Senin, 15 November 2021 20:08 WIB

Berdasarkan laporan Badan Pusat Statistik (BPS), jumlah pengangguran di Indonesia pada Agustus 2021 adalah sebesar 9,10 juta penduduk. Jumlah itu menurun dibanding jumlah pengangguran setahun sebelumnya yang mencapai 9,77 juta orang.

Dengan demikian, maka tingkat pengangguran terbuka (TPK) Indonesia pada Agustus 2021 adalah sebesar 6,49 persen.

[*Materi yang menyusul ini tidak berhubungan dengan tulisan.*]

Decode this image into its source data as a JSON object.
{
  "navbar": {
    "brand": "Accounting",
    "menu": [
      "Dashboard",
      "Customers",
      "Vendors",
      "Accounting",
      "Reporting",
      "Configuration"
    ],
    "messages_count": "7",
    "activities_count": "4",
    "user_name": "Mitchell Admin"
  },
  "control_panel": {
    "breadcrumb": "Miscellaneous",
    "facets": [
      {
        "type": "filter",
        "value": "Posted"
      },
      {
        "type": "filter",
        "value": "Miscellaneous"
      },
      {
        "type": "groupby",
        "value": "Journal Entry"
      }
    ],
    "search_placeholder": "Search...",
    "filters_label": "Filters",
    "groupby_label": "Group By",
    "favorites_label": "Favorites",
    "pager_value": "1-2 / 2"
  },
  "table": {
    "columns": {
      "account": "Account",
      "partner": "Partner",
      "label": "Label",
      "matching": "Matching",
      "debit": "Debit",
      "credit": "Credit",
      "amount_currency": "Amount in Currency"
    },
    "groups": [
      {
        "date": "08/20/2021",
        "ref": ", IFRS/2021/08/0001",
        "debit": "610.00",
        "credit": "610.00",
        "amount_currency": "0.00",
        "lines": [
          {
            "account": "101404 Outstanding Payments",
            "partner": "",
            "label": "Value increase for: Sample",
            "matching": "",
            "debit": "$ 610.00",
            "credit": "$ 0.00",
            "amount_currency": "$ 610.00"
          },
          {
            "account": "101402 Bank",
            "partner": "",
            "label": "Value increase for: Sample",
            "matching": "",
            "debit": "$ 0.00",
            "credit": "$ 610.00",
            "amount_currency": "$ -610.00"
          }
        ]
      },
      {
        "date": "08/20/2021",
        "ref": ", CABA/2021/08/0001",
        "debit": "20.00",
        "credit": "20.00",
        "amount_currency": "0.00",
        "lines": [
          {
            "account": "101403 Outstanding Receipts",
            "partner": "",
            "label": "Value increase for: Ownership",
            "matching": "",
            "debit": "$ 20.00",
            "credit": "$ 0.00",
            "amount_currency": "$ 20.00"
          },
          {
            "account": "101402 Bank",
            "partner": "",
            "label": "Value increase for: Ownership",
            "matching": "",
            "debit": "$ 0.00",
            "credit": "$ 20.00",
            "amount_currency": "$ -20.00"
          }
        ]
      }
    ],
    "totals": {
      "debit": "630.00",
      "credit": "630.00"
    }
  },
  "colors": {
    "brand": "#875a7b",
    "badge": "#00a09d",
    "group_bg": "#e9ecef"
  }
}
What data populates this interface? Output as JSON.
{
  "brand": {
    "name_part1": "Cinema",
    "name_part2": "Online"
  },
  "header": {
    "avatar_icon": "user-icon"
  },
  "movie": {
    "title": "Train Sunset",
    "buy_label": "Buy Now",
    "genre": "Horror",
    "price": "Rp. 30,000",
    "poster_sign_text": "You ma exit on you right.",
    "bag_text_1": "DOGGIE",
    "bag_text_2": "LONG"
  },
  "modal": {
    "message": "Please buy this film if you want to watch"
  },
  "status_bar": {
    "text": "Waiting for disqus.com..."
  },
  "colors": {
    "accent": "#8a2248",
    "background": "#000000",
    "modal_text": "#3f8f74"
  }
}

Komposisi TPK pada Agustus 2021 mengalami penurunan sebesar 0,58 persen dari TPK di Agustus 2020 yang mencapai 7,07 persen.

Untuk diketahui, BPS mendefinisikan TPK sebagai persentase jumlah pengangguran terhadap jumlah angkatan kerja. Jumlah angkatan kerja terdiri dari akumulasi angka penduduk usia kerja—15 tahun ke atas—yang bekerja, angka penduduk usia kerja yang untuk sementara berhalangan kerja, dan angka penduduk usia kerja yang menganggur.

Berdasarkan riset BPS, jumlah angkatan kerja Indonesia pada Agustus 2021 mencapai 140,15 juta orang, naik 1,93 juta orang dibanding Agustus 2020. Sementara jumlah penduduk usia kerja yang telah bekerja pada Agustus 2021 sebesar 131,05 juta orang. Jumlah itu naik 2,60 juta orang dibanding tahun sebelumnya.

 
 
 

Bila ditinjau dari jenis kelamin, TPT pria mengalami penurunan lebih tinggi dibanding perempuan. Pada Agustus 2021, TPT pria adalah sebesar 6,74 persen, menurun 0,99 persen dari TPT tahun sebelumnya. Sedangkan TPT perempuan pada Agustus 2021 menurun 0,35 persen menjadi 6,11 persen dari 6,46 persen di tahun sebelumnya.

Sementara berdasarkan daerah tempat tinggal, penurunan tingkat pengangguran di perkotaan lebih tinggi dibanding pedesaan. Level TPT di perkotaan pada Agustus 2021 adalah 8,32 persen, menurun 0,66 persen dibanding tahun sebelumnya. Sedangkan tingkat pengangguran di pedesaan pada Agustus 2021 adalah 4,17 persen, menurun 0,54 persen dari catatan tahun sebelumnya.

Sebagai catatan, perekonomian Indonesia pada kuartal III 2021 mengalami pertumbuhan sebesar 3,51 dibanding tahun sebelumnya. Namun menurut Kepala BPS Margo Yuwono, pertumbuhannya tidak setinggi periode kuartal III tiga tahun ke belakang berturut-turut. 

Hal ini disebabkan Pemberlakuan Pembatasan Kegiatan Masyarakat (PPKM) Darurat selama Juli-Agustus. Pembatasan itu diberlakukan untuk menekan kasus Covid-19 yang melonjak. Akibatnya, mobilitas masyarakat pun terbatas.

“Kalau dibandingkan dengan triwulan III 2020 atau secara year-on-year (yoy) maka ekonomi Indonesia tumbuh 3,51 persen,” kata Kepala BPS Margo Yuwono dalam konferensi pers di Jakarta, Jumat, 5 November 2021

“... dan itu akhirnya mengganggu aktivitas ekonomi secara keseluruhan,” kata Margo.